From Out of Our Mouths

The idea that we need to eat good food to be fit and healthy has been around since 1826 when Frenchman Brillat-Savarin wrote, “Tell me what you eat and I will tell you what you are.” And the well known expression “you are what you eat” was probably coined in 1942 in a book by Dr. Victor Lindlahr, a health food pioneer who believed that the food we eat controls our health.

Today, if you do a search on Amazon.com, you will find 63,502 books on dieting and 41,644 books on Health, Fitness and Dieting.
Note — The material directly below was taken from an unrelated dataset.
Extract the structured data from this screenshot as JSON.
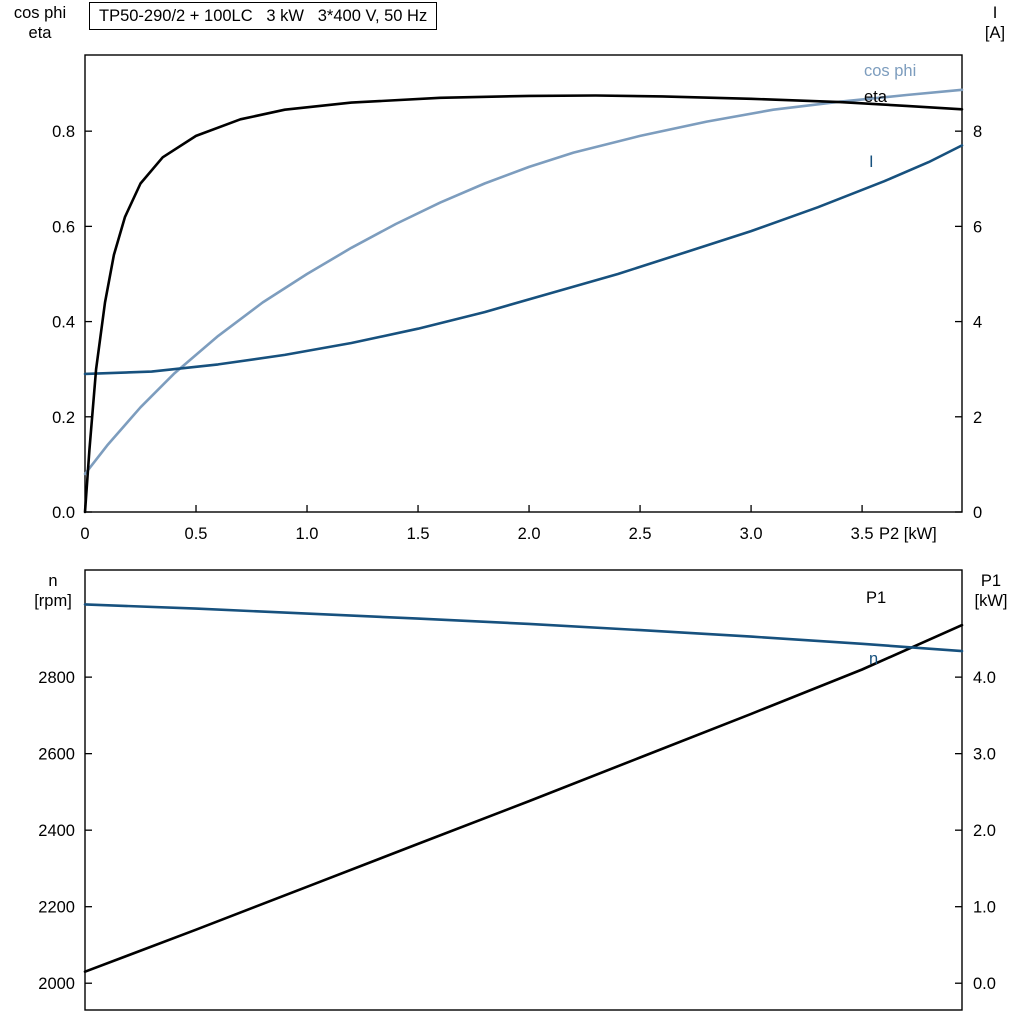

The fact is, there is ample advice on the subject of what we put into our mouths, but what guidance is available on what should or should not come out of our mouths?

Initially, our parents, teachers and church leaders teach us that lies, curses, insults, gossip and obscenities, etc. should not come out of our mouths.
And New Testament scripture suggests that obscene, silly and vulgar talk is entirely out of place (Ephesians 5:4).

A recent publication distributed at a Lenten worship service at the Bluff Point United Methodist Church offers advice on what should come out of our mouths.  In that printout, it is suggested that during Lent we give thanks and praise to those who have helped us and offer words of encouragement to those who need our support.

Here are some additional suggestions for words to be spoken from our hearts and “out of our mouths:” words of admiration, best wishes for success, appeals for forgiveness, prayers for healing and blessings and expressions of love, hope and appreciation.

Make it a habit, and what comes out of our mouths will eventually be as important as what goes in.